- Directed by: Clément Duhour
- Written by: Clément Duhour Sacha Guitry
- Produced by: Gilbert Bokanowski Clément Duhour
- Starring: Fernandel Danielle Darrieux Sophie Desmarets
- Cinematography: Robert Lefebvre
- Edited by: Paulette Robert
- Music by: Hubert Rostaing
- Production companies: C.L.M. Cocinor
- Distributed by: Cocinor
- Release date: 24 September 1958;
- Running time: 100 minutes
- Country: France
- Language: French
- Box office: 2,679,987 admissions (France)

= Life Together (film) =

1958 film

Life Together (French: La Vie à deux) is a 1958 French comedy film directed by Clément Duhour. It features an ensemble star cast including Fernandel, Pierre Brasseur Lilli Palmer, Danielle Darrieux, Jean Marais, Edwige Feuillère, Gérard Philipe and Sophie Desmarets. The screenplay was written by Sacha Guitry, his final work before his death the same year.

It was shot at the Billancourt Studios in Paris and on location in Nice including at the Hotel Negresco.
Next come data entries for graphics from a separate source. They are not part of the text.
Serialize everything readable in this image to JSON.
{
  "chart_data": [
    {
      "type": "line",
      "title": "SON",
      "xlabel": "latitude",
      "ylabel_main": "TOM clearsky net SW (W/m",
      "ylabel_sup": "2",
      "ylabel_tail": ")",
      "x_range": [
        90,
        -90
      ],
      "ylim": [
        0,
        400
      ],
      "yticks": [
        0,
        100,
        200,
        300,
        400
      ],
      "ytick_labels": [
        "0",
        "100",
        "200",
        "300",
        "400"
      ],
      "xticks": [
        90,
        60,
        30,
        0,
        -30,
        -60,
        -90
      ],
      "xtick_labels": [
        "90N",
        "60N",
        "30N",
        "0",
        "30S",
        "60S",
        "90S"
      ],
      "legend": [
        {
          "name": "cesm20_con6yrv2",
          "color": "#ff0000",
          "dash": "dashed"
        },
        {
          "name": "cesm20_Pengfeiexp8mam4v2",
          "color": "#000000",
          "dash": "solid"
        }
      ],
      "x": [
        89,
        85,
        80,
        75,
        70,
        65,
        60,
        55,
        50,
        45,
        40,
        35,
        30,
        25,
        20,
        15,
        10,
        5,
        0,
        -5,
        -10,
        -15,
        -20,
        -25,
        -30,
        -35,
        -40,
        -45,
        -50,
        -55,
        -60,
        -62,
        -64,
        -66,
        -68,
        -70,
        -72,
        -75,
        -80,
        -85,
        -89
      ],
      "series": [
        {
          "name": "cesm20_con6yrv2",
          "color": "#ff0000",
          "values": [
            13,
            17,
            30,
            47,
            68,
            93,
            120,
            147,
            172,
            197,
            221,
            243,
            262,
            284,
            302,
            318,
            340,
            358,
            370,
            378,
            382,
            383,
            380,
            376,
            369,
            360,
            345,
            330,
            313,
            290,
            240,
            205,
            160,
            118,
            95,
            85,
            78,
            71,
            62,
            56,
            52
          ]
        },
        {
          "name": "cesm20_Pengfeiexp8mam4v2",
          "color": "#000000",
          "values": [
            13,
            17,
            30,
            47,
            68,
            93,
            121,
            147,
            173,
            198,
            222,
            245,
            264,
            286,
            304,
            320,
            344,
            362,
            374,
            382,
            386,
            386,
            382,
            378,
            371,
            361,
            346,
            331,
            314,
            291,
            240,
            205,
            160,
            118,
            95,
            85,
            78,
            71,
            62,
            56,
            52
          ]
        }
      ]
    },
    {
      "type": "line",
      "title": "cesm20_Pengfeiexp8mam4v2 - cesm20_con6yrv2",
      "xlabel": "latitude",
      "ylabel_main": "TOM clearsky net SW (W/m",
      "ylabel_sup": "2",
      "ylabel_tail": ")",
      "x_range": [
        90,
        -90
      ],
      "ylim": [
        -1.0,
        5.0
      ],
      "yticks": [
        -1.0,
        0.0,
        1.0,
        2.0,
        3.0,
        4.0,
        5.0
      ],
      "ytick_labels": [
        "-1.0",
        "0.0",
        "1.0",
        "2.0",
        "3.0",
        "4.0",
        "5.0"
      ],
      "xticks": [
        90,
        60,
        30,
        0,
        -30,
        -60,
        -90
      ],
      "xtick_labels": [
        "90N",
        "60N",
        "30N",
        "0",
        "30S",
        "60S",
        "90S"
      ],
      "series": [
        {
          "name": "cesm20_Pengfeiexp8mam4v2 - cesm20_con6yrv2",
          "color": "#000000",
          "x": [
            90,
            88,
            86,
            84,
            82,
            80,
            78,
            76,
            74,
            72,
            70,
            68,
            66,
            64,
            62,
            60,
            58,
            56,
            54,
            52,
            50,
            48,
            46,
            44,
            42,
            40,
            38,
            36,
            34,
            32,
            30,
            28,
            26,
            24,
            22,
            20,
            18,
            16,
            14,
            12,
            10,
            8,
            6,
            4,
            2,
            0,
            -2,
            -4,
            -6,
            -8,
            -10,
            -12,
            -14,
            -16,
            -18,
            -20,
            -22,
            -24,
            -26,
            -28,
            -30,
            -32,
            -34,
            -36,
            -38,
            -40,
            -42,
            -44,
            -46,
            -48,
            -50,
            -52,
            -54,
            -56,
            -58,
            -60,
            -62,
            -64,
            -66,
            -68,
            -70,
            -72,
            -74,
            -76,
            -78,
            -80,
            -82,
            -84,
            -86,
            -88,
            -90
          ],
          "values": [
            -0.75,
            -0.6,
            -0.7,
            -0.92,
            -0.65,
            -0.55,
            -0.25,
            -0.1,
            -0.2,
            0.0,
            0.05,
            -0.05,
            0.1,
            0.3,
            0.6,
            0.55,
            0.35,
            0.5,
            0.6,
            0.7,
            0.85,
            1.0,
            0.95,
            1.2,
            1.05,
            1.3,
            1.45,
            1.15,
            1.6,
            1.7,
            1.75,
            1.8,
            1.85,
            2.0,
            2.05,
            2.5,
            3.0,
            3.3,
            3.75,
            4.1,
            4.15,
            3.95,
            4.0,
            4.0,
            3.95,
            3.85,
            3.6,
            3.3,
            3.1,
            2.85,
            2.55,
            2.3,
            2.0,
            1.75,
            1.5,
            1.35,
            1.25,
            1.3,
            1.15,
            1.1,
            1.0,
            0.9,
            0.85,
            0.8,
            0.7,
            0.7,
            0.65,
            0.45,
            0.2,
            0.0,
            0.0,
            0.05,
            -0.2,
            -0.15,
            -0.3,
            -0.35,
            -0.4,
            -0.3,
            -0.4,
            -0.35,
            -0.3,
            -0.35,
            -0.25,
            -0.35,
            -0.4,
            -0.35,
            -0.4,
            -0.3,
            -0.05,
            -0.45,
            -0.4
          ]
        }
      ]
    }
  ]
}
The film's sets were designed by the art director Raymond Gabutti.

==Synopsis==
A celebrated writer has made a fortune by writing a successful book about four loving couples. Many years later he considers leaving them money in his will and sends out researchers to find if they are still as happy at they once were.

== Cast ==
- Pierre Brasseur as Pierre Carreau
- Danielle Darrieux as Monique Lebeaut
- Sophie Desmarets as Marguerite Caboufigue, wife of Marcel
- Fernandel as Marcel Caboufigue, the husband of Marguerite
- Edwige Feuillère as Françoise Sellier, ex-Carreau
- Robert Lamoureux as Thierry Raval, the lover of Monica
- Louis de Funès as Maître Stéphane, the notary
- Jean Marais as Teddy Brooks, the illusionist
- Lilli Palmer as Odette de Starenberg, the minister's girlfriend
- Gérard Philipe as Désiré, Odette's new valet
- Jean Richard as André Le Lorrain
- Pauline Carton as Mrs Vattier, wife of directeur
- Mathilde Casadesus as Adèle, cuisine of Odette
- Marie Daëms as Madeleine
- Ivan Desny as Michel Sellier
- Jacques Dumesnil as Professor Henri Girane
- Christian Duvaleix as Jean Pommier, généalogiste
- Jacques Jouanneau as Sentis, généalogiste
- Madeleine Lebeau as Peggy
- Robert Manuel as Georges
- Jane Marken as Madame Fourneau
- Maria Mauban as La soeur-infirmière
- Pierre Mondy as Monsieur Lebeaut
- Jacques Morel as Claude
- Jean Tissier as Arthur Vattier
- Palmyre Levasseur as Marie
- Raoul Marco as Doctor Leclerc

==Bibliography==
- Harding, James. Sacha Guitry: the Last Boulevardier. Methuen, 1968.